Our study has a few limitations. Firstly, the CDM conversion was only done using one hospital’s data; therefore, any characterization of the challenges and advantages of conversion may be limited. However, several advantages were identifiable even using only one database. Secondly, an identical analysis was not performed on pre-converted data, as the emphasis was on the possibility of using CDM for regulatory assessments rather than the technical details of conversion. As various data cleaning steps may be undertaken during conversion, not obtaining identical results (pre- and post-conversion) might be an expected outcome. Instead, we validated the analytic code by applying it on an external cohort of patients to indirectly validate the conversion process, while obtaining a separate set of results for comparison [
21]. Third, the proposed 100% stacked bar graphs remain an unadjusted descriptive analysis of the rate of events in different populations exposed to comparator agents. Incorporating methods to adjust for confounders and visualize the adjusted event rates would be important areas of future research. Fourthly, the cohorts from the two countries used were demographically different, which could introduce alternative explanations for the study findings; however, studying varied populations may occasionally be desirable to evaluate the consistency of results. Nonetheless, the use of data from two countries and the evaluation of the reproducibility of the analytic code across countries may be seen as a strength of this study, as this demonstrates the potential applicability of this approach to regulators of other countries. Lastly, our study did not evaluate aspects of CDM conversion relating to the mapping coverage and speed relative to other CDMs. These may be of interest to groups looking to embark on the journey of CDM conversion.

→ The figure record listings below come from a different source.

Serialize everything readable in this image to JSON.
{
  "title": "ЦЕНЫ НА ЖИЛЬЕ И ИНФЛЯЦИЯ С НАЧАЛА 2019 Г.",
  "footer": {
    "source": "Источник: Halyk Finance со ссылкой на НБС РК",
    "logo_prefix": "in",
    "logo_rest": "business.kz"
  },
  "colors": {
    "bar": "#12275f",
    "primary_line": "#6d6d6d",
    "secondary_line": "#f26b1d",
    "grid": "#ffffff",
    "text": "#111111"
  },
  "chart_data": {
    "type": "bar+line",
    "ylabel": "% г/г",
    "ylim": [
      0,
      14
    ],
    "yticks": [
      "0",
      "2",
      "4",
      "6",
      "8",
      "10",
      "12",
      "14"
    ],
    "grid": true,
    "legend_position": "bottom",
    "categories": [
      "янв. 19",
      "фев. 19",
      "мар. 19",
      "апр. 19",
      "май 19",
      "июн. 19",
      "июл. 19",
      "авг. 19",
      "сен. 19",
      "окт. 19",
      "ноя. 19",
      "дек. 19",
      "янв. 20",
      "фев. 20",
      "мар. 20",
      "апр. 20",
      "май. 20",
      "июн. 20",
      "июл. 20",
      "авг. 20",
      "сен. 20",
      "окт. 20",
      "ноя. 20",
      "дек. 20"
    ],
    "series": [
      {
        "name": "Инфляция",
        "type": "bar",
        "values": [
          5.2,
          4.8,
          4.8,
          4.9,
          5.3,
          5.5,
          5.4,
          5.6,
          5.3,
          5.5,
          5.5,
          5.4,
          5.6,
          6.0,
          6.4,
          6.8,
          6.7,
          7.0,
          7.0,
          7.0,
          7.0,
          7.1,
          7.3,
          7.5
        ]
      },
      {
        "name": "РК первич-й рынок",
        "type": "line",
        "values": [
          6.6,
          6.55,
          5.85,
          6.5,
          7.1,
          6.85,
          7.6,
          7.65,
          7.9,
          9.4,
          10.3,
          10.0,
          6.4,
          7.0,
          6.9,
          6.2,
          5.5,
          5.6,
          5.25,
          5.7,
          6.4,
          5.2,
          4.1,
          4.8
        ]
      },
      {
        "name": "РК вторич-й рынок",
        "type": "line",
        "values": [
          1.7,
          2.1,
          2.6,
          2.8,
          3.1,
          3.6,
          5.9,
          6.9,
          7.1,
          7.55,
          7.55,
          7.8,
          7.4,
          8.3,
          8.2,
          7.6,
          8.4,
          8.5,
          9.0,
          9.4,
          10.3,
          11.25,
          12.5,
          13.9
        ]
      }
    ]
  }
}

Regulatory agencies are increasingly looking to incorporate RWE generated through the analysis of RWD for regulatory decision-making. The findings of this study demonstrate that having access to datasets in the OMOP-CDM format facilitates RWD analysis and can be useful for gleaning insights on comparative drug utilization, effectiveness, and safety for risk-benefit assessments. While the initial conversion is challenging and needs to be done judiciously, the availability of an active community of researchers and open sharing of previously written analytic code promotes transparency and scientific validity in generating RWE that is fit-for-purpose. The ability to refine previously developed analytic code with simple modifications is an important step in harnessing RWD to supplement benefit-risk assessments and enable the conduct of robust evaluations on post-market drug effectiveness and safety use cases, and ultimately make evidence-based decisions to optimise health outcomes.